Kosher Dills: Cucumbers can be challenging for the beginning pickler, as they're not as dense or firm as some of the other vegetable candidates. But they're one of the most popular fermented foods in the U.S., where Jewish immigrants kept up the tradition with their signature garlic and dill seasonings. (Though they're known as Kosher dills in the U.S. thanks to that legacy, cucumbers that are lacto-fermented are enjoyed throughout the rest of the world, too.) To make them, cucumbers with smaller seed pockets, such as Kirby, are submerged in a salt water brine along with garlic, dill and other seasonings like peppercorns. They're typically enjoyed as a side or snack—like beside a pastrami sandwich.
A harvest's helper
Any way you brine them, fermented vegetables are a way of preserving the harvest throughout the year. Vegetables that pickle well — like cabbage — were traditionally planted for that reason over the centuries. Nowadays we have refrigeration, which can lengthen the time before a vegetable starts to naturally decompose. But fermenting them is far more energy-efficient —imagine if all the refrigerated warehouses and cargo trucks that ship fresh vegetables around the world were replaced with barrels of bubbling sauerkraut, or crocks of kimchi buried in the earth. And even with all that refrigeration, we waste roughly 40% of the food we produce in this country, leaving many vegetables to rot in the fields because of market volatility. Farmers and growers can recoup some of that loss by fermenting what might otherwise go to waste. But 40% of food loss happens right in our own homes. So fermenting vegetables that you may have overpurchased or that are starting to wilt is a great way of keeping them from the landfill, and giving yourself a good dose of healthy bacteria.
Boosting the microbiome
Let's talk a little more about that. Gut science has come a long way in recent decades. And it's clear that pickled, fermented, probiotic foods are great for your digestive system. But not only that, maintaining a healthy gut microbiome — that's the assembly of microorganisms (mostly live bacteria) in your intestinal tract — may help out with everything from improving mental health to fighting cancer. While these studies are ongoing, every scientist can agree that one's diet has a huge impact on one's gut bacteria. Having "good" bacteria like lactobacillus in your gut can help reduce "bad" bacteria that cause diseases or other conditions.

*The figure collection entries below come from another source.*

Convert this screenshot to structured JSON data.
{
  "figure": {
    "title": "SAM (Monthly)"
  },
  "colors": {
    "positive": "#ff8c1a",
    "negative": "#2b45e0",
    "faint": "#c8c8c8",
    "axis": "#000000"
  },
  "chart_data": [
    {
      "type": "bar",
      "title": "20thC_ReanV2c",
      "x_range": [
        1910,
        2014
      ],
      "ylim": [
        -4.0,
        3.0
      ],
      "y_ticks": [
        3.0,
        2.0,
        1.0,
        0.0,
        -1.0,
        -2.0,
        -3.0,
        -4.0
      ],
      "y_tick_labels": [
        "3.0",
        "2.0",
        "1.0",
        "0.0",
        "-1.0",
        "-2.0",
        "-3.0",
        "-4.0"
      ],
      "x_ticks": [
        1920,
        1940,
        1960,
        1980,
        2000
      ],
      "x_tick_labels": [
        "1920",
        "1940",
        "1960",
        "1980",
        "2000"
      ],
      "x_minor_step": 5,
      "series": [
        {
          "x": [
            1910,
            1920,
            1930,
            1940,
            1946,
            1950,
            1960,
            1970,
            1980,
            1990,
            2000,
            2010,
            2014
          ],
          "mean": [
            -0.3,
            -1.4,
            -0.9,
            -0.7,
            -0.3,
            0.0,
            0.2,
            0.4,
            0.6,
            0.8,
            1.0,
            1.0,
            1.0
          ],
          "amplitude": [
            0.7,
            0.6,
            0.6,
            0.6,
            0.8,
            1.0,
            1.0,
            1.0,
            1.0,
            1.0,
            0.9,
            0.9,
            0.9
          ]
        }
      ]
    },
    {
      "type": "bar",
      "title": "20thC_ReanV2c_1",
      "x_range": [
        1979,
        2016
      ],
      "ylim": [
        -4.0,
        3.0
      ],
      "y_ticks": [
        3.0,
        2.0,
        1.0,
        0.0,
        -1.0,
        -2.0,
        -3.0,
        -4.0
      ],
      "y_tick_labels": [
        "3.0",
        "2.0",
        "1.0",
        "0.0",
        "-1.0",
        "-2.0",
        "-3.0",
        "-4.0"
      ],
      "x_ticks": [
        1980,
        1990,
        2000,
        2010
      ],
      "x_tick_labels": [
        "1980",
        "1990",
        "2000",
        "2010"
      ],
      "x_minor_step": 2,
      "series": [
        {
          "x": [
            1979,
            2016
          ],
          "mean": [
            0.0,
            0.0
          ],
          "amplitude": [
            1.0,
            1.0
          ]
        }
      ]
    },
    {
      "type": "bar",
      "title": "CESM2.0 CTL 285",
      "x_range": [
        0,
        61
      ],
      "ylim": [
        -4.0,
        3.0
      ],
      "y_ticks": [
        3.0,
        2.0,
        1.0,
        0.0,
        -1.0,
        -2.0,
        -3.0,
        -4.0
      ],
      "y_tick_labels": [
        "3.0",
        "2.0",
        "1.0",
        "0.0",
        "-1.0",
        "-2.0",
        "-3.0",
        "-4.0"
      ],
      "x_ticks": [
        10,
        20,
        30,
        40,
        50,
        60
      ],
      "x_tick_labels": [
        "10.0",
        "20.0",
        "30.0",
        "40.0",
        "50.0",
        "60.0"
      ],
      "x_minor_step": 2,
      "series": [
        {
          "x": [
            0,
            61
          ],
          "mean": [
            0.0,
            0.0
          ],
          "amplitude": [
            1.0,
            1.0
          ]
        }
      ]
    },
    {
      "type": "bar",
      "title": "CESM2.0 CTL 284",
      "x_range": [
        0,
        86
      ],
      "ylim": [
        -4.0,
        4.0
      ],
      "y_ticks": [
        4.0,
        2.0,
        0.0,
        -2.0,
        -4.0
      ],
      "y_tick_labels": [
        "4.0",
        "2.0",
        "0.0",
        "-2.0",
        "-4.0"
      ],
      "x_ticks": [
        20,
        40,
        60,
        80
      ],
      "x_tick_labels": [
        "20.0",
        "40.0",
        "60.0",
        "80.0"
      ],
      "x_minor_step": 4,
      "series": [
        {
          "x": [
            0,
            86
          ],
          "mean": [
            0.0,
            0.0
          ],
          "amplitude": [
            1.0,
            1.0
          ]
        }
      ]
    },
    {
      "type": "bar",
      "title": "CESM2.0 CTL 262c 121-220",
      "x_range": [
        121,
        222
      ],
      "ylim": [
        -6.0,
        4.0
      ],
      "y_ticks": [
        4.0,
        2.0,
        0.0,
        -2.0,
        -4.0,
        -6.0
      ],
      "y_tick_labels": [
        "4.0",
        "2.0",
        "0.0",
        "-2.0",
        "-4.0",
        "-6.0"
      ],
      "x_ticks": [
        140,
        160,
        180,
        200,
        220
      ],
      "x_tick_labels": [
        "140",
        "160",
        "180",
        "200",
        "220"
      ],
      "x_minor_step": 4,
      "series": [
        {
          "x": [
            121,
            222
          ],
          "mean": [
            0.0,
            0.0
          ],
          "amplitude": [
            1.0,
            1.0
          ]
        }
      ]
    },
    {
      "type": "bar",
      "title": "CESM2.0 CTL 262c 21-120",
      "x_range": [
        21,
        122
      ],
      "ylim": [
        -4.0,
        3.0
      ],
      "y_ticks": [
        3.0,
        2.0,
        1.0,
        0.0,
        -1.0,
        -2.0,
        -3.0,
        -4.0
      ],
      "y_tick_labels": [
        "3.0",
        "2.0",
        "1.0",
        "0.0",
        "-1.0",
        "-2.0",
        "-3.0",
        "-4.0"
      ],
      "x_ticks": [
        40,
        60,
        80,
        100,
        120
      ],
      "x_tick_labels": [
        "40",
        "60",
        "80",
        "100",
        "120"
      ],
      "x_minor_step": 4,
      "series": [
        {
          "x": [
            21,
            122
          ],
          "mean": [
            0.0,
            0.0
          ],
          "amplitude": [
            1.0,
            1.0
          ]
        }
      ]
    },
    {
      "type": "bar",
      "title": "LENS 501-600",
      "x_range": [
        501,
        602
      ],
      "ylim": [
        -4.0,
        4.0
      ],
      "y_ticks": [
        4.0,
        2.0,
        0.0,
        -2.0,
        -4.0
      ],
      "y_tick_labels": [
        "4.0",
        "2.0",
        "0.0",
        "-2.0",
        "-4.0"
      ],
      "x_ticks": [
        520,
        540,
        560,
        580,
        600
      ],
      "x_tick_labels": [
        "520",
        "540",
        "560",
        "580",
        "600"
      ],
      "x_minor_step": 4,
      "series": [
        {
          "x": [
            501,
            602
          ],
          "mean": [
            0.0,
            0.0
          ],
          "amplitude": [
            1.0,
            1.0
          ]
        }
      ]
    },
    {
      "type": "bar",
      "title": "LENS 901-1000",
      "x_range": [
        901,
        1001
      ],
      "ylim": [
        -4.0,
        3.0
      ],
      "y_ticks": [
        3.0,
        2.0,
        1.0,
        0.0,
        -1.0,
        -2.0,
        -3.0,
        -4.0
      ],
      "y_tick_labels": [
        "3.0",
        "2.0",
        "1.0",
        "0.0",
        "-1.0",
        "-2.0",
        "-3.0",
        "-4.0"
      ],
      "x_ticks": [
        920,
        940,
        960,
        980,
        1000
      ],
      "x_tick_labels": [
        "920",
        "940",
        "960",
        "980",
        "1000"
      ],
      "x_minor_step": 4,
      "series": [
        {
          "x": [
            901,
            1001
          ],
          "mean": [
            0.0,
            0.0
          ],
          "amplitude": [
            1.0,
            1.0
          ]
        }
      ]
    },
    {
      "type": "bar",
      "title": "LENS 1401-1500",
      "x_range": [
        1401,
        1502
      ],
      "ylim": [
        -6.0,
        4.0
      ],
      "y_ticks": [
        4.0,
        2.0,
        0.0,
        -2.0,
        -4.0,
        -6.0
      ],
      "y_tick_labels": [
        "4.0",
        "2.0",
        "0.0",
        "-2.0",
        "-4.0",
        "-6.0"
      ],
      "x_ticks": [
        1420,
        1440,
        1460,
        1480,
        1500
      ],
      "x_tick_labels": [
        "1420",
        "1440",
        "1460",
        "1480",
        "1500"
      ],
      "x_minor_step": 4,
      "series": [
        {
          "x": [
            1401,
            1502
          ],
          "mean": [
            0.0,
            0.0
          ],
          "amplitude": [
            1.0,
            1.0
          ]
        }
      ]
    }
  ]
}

In short, fermented vegetables are a critical part of worldwide cuisines for good reason. They protect your health, preserve the harvest and promote using up all of your farmers' market haul. And while talking about a healthy gut and digestive system is now part of Wellness 101 — goodbye, "gross" — it's important to recognize the wisdom of pickling practices from around the world. They'll still be here for the next health trends, too.